CAIRO: Jail time was extended Wednesday for 50 members of the Muslim Brotherhood and two activists. Mohamed El Sharkawy and Karim El Shaer, two activists who have been in the spotlight over the past two weeks for the alleged kidnapping, torture and sexual abuse perpetrated against them, were given another 15 days in prison.
The state security prosecutor has also ordered that a medical exam be given to El Sharkawy, who accused police of torturing and sodomizing him, following a peaceful demonstration at the journalists’ syndicate on May 25.
The May 25 demonstration was in response to the alleged sexual abuse and violence of the May 25, 2005, referendum, which saw female journalists assaulted and activists beaten in downtown Cairo.
El Sharkawy and El Shaer are members of the youth for change movement, which works closely with the umbrella Kefaya (Enough) movement. They are having their jail time extended according to the code of criminal conduct, which allows the prosecution to detain citizens for an unlimited period of time while an investigation is undertaken.
Hamdy Hassan, a Brotherhood MP from Alexandria says that despite the number of arrests, the group will not back down.
“The Brotherhood won’t let up in the face of police force and brutality and the National Democratic party’s use of violence to hold their power is waning, he says.
Another MP, Mustapha Awadallah, also of the Brotherhood, echoes Hassan. “This is all [the government] can do to stop the people, [by] hitting and arresting us.
Since April 24, when security forces picked up a group of pro-reform Kefaya activists, hundreds of activists, Muslim Brotherhood, Kefaya members and others, have been arrested.
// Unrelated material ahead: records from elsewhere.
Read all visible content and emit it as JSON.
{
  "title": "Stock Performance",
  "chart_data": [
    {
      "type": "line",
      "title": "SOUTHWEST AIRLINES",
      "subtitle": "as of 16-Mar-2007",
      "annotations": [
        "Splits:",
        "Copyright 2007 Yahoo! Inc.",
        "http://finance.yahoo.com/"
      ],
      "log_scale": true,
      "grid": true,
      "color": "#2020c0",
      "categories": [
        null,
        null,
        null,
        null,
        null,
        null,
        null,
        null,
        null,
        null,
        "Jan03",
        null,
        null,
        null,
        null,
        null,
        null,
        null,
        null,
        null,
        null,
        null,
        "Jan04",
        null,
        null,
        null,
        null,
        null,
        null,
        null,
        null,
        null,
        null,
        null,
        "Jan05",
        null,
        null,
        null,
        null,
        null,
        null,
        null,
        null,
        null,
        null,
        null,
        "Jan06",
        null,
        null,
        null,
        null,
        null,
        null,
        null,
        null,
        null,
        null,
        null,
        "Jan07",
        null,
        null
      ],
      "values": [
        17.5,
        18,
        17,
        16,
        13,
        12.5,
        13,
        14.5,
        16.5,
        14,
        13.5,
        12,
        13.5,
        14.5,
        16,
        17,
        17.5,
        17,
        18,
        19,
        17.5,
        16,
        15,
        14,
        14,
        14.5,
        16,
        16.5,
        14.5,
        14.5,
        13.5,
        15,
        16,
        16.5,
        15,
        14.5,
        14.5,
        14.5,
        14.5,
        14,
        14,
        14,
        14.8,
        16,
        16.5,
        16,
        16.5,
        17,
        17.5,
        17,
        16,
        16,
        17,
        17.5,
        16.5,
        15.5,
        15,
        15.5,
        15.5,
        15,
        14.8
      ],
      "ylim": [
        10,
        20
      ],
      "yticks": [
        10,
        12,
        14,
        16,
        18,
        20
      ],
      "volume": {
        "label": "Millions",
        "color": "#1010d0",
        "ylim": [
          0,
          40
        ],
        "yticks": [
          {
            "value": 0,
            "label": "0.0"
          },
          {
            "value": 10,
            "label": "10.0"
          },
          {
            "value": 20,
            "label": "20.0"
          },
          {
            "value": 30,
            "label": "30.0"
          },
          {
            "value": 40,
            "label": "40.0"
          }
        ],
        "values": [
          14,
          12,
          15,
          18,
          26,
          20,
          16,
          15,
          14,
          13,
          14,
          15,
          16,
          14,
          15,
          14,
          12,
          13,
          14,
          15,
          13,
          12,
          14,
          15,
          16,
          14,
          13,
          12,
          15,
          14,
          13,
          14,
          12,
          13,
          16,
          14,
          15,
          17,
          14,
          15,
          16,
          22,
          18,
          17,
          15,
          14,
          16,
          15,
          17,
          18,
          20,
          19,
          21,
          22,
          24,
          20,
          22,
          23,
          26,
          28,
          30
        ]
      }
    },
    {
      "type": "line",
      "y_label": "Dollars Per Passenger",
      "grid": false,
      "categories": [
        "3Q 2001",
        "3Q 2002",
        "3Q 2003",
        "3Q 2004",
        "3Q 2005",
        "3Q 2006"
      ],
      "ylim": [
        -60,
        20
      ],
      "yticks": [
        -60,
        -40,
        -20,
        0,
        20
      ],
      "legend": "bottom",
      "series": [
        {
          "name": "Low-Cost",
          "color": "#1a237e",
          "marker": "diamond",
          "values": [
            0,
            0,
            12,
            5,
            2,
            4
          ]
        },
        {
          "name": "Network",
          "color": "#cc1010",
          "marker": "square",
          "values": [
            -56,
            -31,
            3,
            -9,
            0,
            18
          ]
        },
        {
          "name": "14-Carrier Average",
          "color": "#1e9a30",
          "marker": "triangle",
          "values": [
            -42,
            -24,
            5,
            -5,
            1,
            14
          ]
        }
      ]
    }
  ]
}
Abdel Aziz Saleh, vice-president for the Egyptian Youth party, says that the continued detention will only help galvanize the opposition to maintain their activism.
“These continued detentions only help to give us more strength, he argues. “We have been put down for so long by the government that if they continue to detain our people, it will end with more and more people, and not just activists, on the streets.
Saleh does, however, give a warning to the opposition to be careful when using the detentions as a way of dissent.
“People use the opposition for their own benefit even though most of us are honest and partriotic Egyptians . we have to remember that these are our brethren and we are all Egyptian, he continues. “When the dust finally settles, and it will, members of the NDP are Egyptians like us and they deserve a voice . eventually.
The Muslim Brotherhood, an Islamic-based organization, is officially banned in Egypt, although independents running for parliament under their banner gained approximately 20 percent of seats in last year’s election.
The government has been keen on maintaining strict security over the group and has been rounding members of the banned organization over the last month and a half in large numbers.
On June 1, an attempted demonstration by older activists was thwarted by police, who intervened and arrested three people. They were later released. The demonstration was in response to the alleged torture and sexual assault against El Shaer and El Sharkawi on May 25. Notable intellectuals made an appearance, such as Ahdaf Soueif and Saad Eddin Ibrahim.
Ahmed El Droubi, a leading activist who spent 33 days in prison after being arrested in late April, says that people must know what is going on in the country.
“[The police] have gone further than before and it is important for activists and society as a whole to know what is happening.
According to El Droubi, even when an activist is released, their case remains open indefinitely, which allows for the activist to be arrested again without new charges brought against them.